なんだろう……今日は、吸われるのも、注ぎ込まれるのも、いつもより長い気がする。
僕の視界で、青い火花のようなものが明滅し始める。うなじが冷たくなり、首と肩の筋肉が固く強張る。まるで、身体に一本の鉄心を入れられたかのようだった。
「……話、聞けそうかい?」
「なんとか……ね」
首を傾げながら言うルイに、返事をする。吸血行為は気がつけば終わっていた。だというのに、首筋は未だに怪物の舌が行ったり来たりを繰返し、思わず身体が跳ね上がる。
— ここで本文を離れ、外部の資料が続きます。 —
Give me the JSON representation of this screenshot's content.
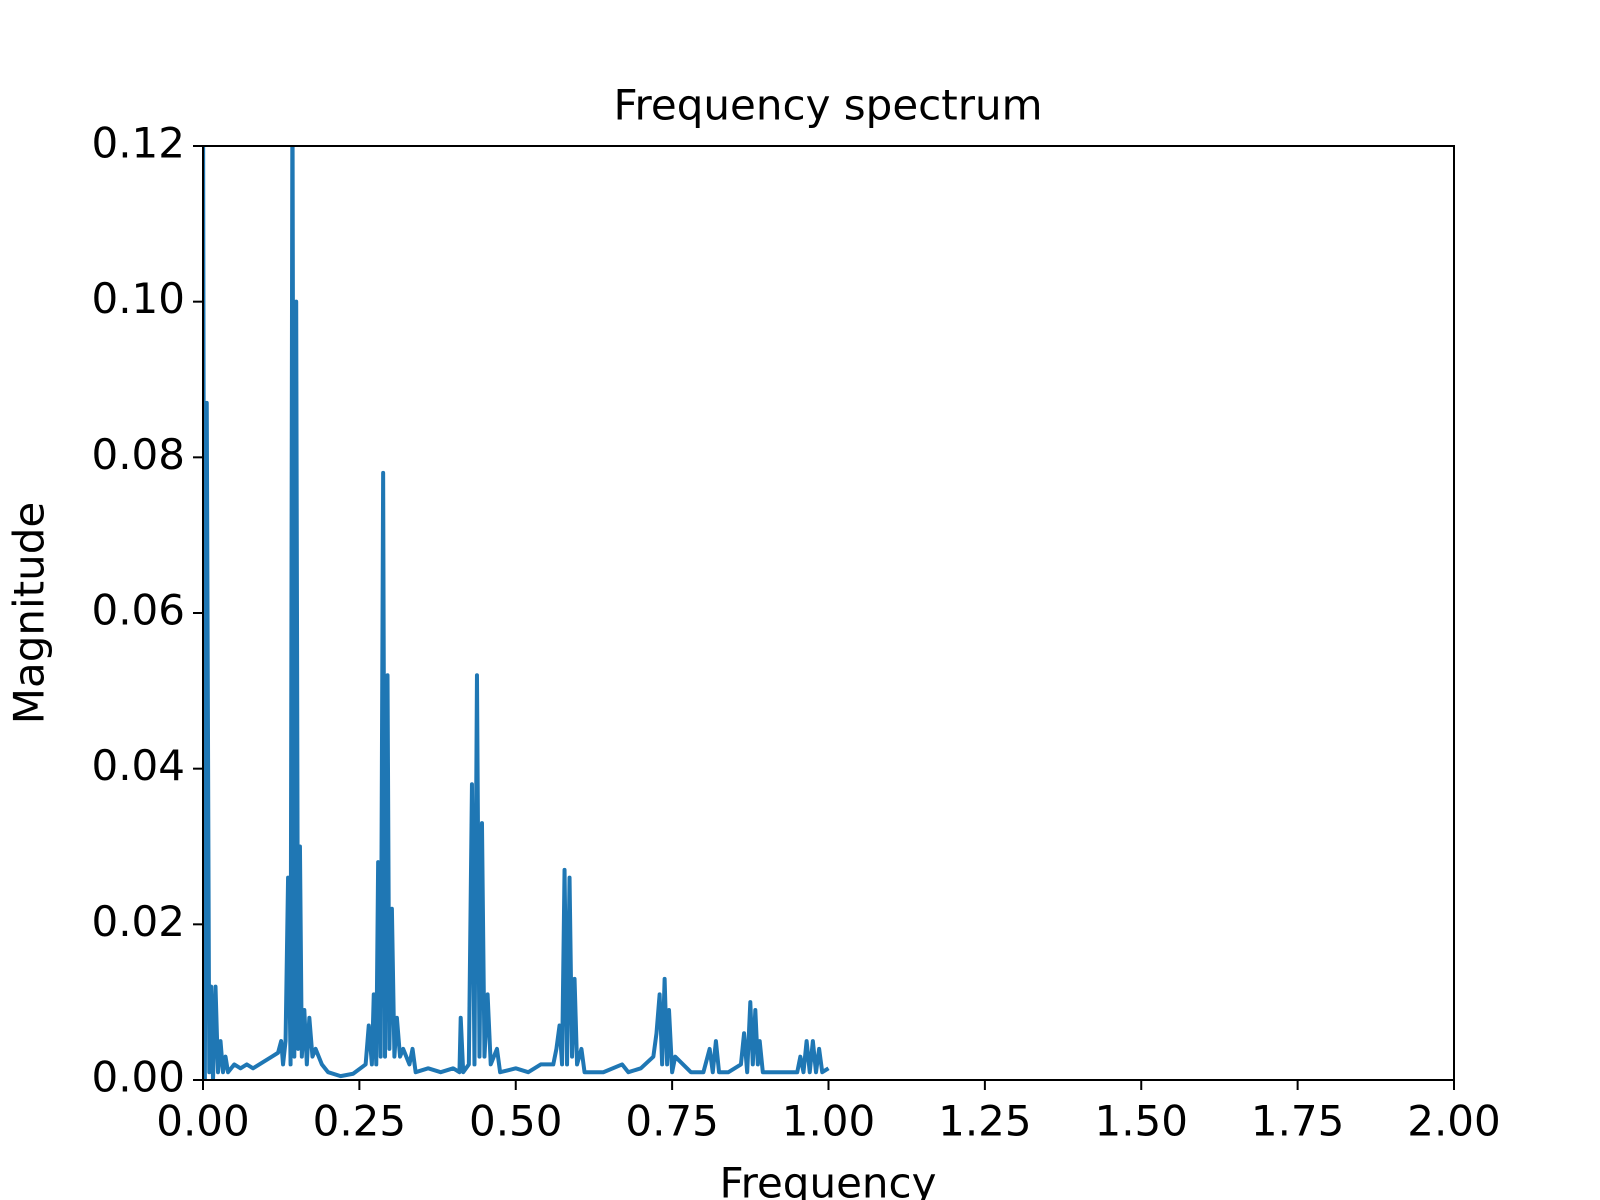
{
  "chart_data": {
    "type": "line",
    "title": "Frequency spectrum",
    "x_label": "Frequency",
    "y_label": "Magnitude",
    "color": "#1f77b4",
    "x": [
      0,
      0.003,
      0.006,
      0.01,
      0.013,
      0.016,
      0.02,
      0.024,
      0.028,
      0.032,
      0.036,
      0.04,
      0.05,
      0.06,
      0.07,
      0.08,
      0.09,
      0.1,
      0.11,
      0.12,
      0.125,
      0.128,
      0.132,
      0.136,
      0.14,
      0.143,
      0.146,
      0.149,
      0.152,
      0.155,
      0.158,
      0.162,
      0.166,
      0.17,
      0.175,
      0.18,
      0.19,
      0.2,
      0.22,
      0.24,
      0.26,
      0.265,
      0.27,
      0.273,
      0.277,
      0.28,
      0.284,
      0.288,
      0.291,
      0.295,
      0.298,
      0.302,
      0.306,
      0.31,
      0.315,
      0.32,
      0.33,
      0.335,
      0.34,
      0.36,
      0.38,
      0.4,
      0.41,
      0.412,
      0.416,
      0.425,
      0.43,
      0.434,
      0.438,
      0.442,
      0.446,
      0.45,
      0.455,
      0.46,
      0.47,
      0.475,
      0.5,
      0.52,
      0.54,
      0.56,
      0.565,
      0.57,
      0.574,
      0.578,
      0.582,
      0.586,
      0.59,
      0.594,
      0.598,
      0.605,
      0.61,
      0.64,
      0.67,
      0.68,
      0.7,
      0.72,
      0.725,
      0.73,
      0.734,
      0.738,
      0.742,
      0.745,
      0.75,
      0.755,
      0.78,
      0.8,
      0.81,
      0.815,
      0.82,
      0.825,
      0.84,
      0.86,
      0.865,
      0.87,
      0.875,
      0.879,
      0.883,
      0.887,
      0.89,
      0.895,
      0.92,
      0.95,
      0.955,
      0.96,
      0.965,
      0.97,
      0.975,
      0.98,
      0.985,
      0.99,
      1.0
    ],
    "values": [
      0.13,
      0.0,
      0.087,
      0.001,
      0.012,
      0.0,
      0.012,
      0.001,
      0.005,
      0.001,
      0.003,
      0.001,
      0.002,
      0.0015,
      0.002,
      0.0015,
      0.002,
      0.0025,
      0.003,
      0.0035,
      0.005,
      0.002,
      0.005,
      0.026,
      0.002,
      0.13,
      0.003,
      0.1,
      0.004,
      0.03,
      0.003,
      0.009,
      0.002,
      0.008,
      0.003,
      0.004,
      0.002,
      0.001,
      0.0005,
      0.0008,
      0.002,
      0.007,
      0.002,
      0.011,
      0.002,
      0.028,
      0.003,
      0.078,
      0.003,
      0.052,
      0.004,
      0.022,
      0.003,
      0.008,
      0.003,
      0.004,
      0.002,
      0.004,
      0.001,
      0.0015,
      0.001,
      0.0015,
      0.001,
      0.008,
      0.001,
      0.002,
      0.038,
      0.002,
      0.052,
      0.003,
      0.033,
      0.003,
      0.011,
      0.002,
      0.004,
      0.001,
      0.0015,
      0.001,
      0.002,
      0.002,
      0.004,
      0.007,
      0.002,
      0.027,
      0.002,
      0.026,
      0.003,
      0.013,
      0.002,
      0.004,
      0.001,
      0.001,
      0.002,
      0.001,
      0.0015,
      0.003,
      0.006,
      0.011,
      0.002,
      0.013,
      0.002,
      0.009,
      0.001,
      0.003,
      0.001,
      0.001,
      0.004,
      0.001,
      0.005,
      0.001,
      0.001,
      0.002,
      0.006,
      0.001,
      0.01,
      0.002,
      0.009,
      0.002,
      0.005,
      0.001,
      0.001,
      0.001,
      0.003,
      0.001,
      0.005,
      0.001,
      0.005,
      0.001,
      0.004,
      0.001,
      0.0015
    ],
    "xlim": [
      0,
      2
    ],
    "xticks": [
      {
        "value": 0,
        "label": "0.00"
      },
      {
        "value": 0.25,
        "label": "0.25"
      },
      {
        "value": 0.5,
        "label": "0.50"
      },
      {
        "value": 0.75,
        "label": "0.75"
      },
      {
        "value": 1,
        "label": "1.00"
      },
      {
        "value": 1.25,
        "label": "1.25"
      },
      {
        "value": 1.5,
        "label": "1.50"
      },
      {
        "value": 1.75,
        "label": "1.75"
      },
      {
        "value": 2,
        "label": "2.00"
      }
    ],
    "ylim": [
      0,
      0.12
    ],
    "yticks": [
      {
        "value": 0,
        "label": "0.00"
      },
      {
        "value": 0.02,
        "label": "0.02"
      },
      {
        "value": 0.04,
        "label": "0.04"
      },
      {
        "value": 0.06,
        "label": "0.06"
      },
      {
        "value": 0.08,
        "label": "0.08"
      },
      {
        "value": 0.1,
        "label": "0.10"
      },
      {
        "value": 0.12,
        "label": "0.12"
      }
    ]
  }
}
「切らないでくれ。ここで休憩したら、また次に話してくれるまでに何日もかかる気がする」
「流石にそんなことはしないさ」
僕の物言いに、ルイが破顔する。
「奇妙な出来事を話す前に、教授の家族構成を教えよう。両親は既に他界。妻と二人暮らしだったらしいけど、息子や娘には恵まれなかったらしい。まぁ、教授が研究にばかり没頭していた。というのもあるんだけどね」
「二人……暮らし?」
苦笑いを浮かべながら語るルイを見つめ、僕はかすれた声をあげる。
怪物がいるなかで、二人で暮らす。それも夫婦で。僕は、話の全貌を聞いてもいないのに、悲劇の香りが濃厚になっているような気がした。何故か茶髪にメスを握った女性の姿が、一瞬ちらつき、僕の腕に鳥肌が立つ。
「うん、君が何に怯えているかはわからないけど、頭で考えている事は大体わかる。話を続けよう。教授が〝彼女〟を連れてきてから、明らかに妻の様子がおかしくなったそうだ」
不意にお腹の辺り――。京子に刺された部位がジクジクと疼いた。傷はもう塞がっている筈なのに。
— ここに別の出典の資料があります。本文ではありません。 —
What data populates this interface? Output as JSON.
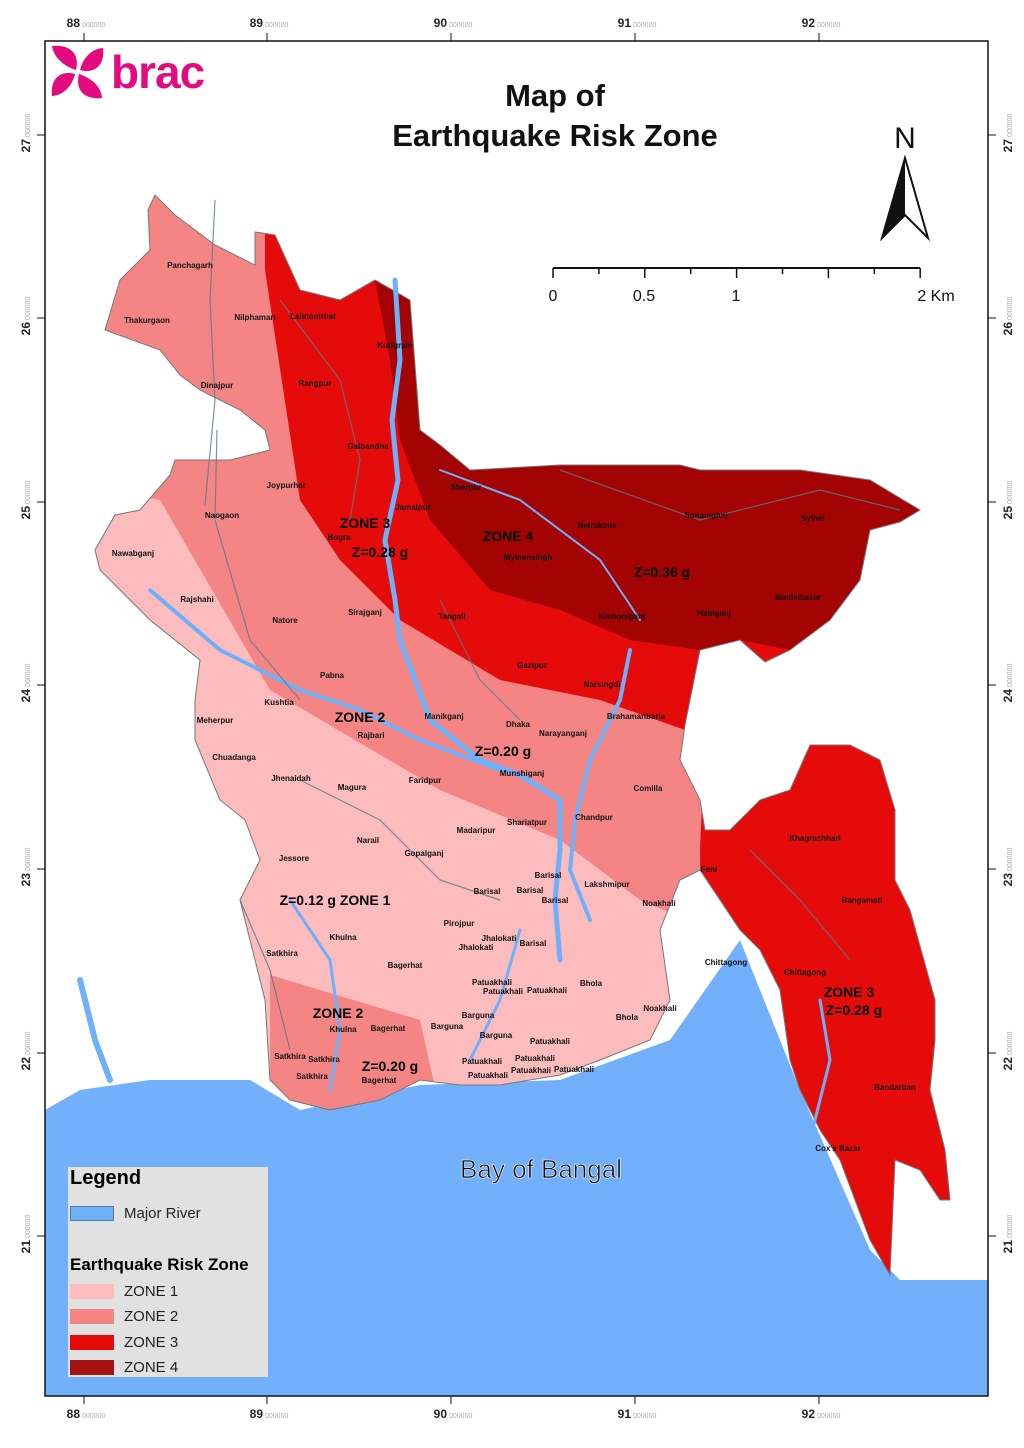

「元々、夫婦仲は良くも悪くもなかったらしい。けどね。〝彼女〟が来てからというもの、妻は何故だか、頻繁に教授の研究室に入り浸るようになったそうだ。今まで教授の仕事や研究についての話は、聞き手に回るだけで、自らは興味を示さなかったというのにね」
首筋から、怪物の舌が離れる。身体が思わず弛緩した瞬間、怪物は素早く僕の目の前に移動した。ベッドに座る僕の膝元で、跨がるようにして対面する怪物。腕が僕の首に回され、怪物はそのまま、僕に身体を預けてきた。黒絹のように滑らかで、艶やかな黒髪が、頬を擽る。
「そんな中で、教授はもう一つの奇妙な事を発見した。今までなぜ気がつかなかったのか、不思議でたまらなかったらしい」
「も、勿体ぶらずに教えてくれよ」
上擦った声が僕の口から漏れる。怪物に耳朶を甘噛みされているせいだ。いつまた唇を塞がれるかわかったものではない。聞ける時に聞いておきたかった。
そんなはやる気持ちが抑え切れない僕とは対照的に、ルイはのんびりと話始める。
「妻がおかしくなってから数日後の事だった。ふと、教授は思ったそうだ」
血色の瞳孔が、僕と怪物を交互に映す。
「妻と、最後に〝会話〟をしたのはいつだっただろうか? とね」
暫くの間、僕は言葉も出なかった。
無言の女。気がつけばそこにいる。それはまるで……。
僕がルイの方を向こうとした瞬間、僕の両頬に手が添えられ、無理矢理上を向かされる。そこには見慣れた顔と、今も慣れない熱を帯びた少女の視線があった。
私を、見て。
こいつは言葉を発する訳ではない。でも何故だか、そんな風に言っている気がした。
バキン! という、脳髄に響く衝撃。それから行われる事は、もうわかっていた。怪物の顔が、僕に近づく。退廃的な雰囲気の中、僕と怪物の舌が絡み合う音だけが、部屋に響いていた。
その間、ルイは一言も話さなかった。怪物に乗し掛かられたお陰で、その表情すら見えなかった。
ただ――。
「……もう、時間がない」
テレビの雑音と、深い接吻による湿った淫らな音。それに混じって、どこか焦燥に満ちた、消え入りそうな小さな声が聞こえたような気がした。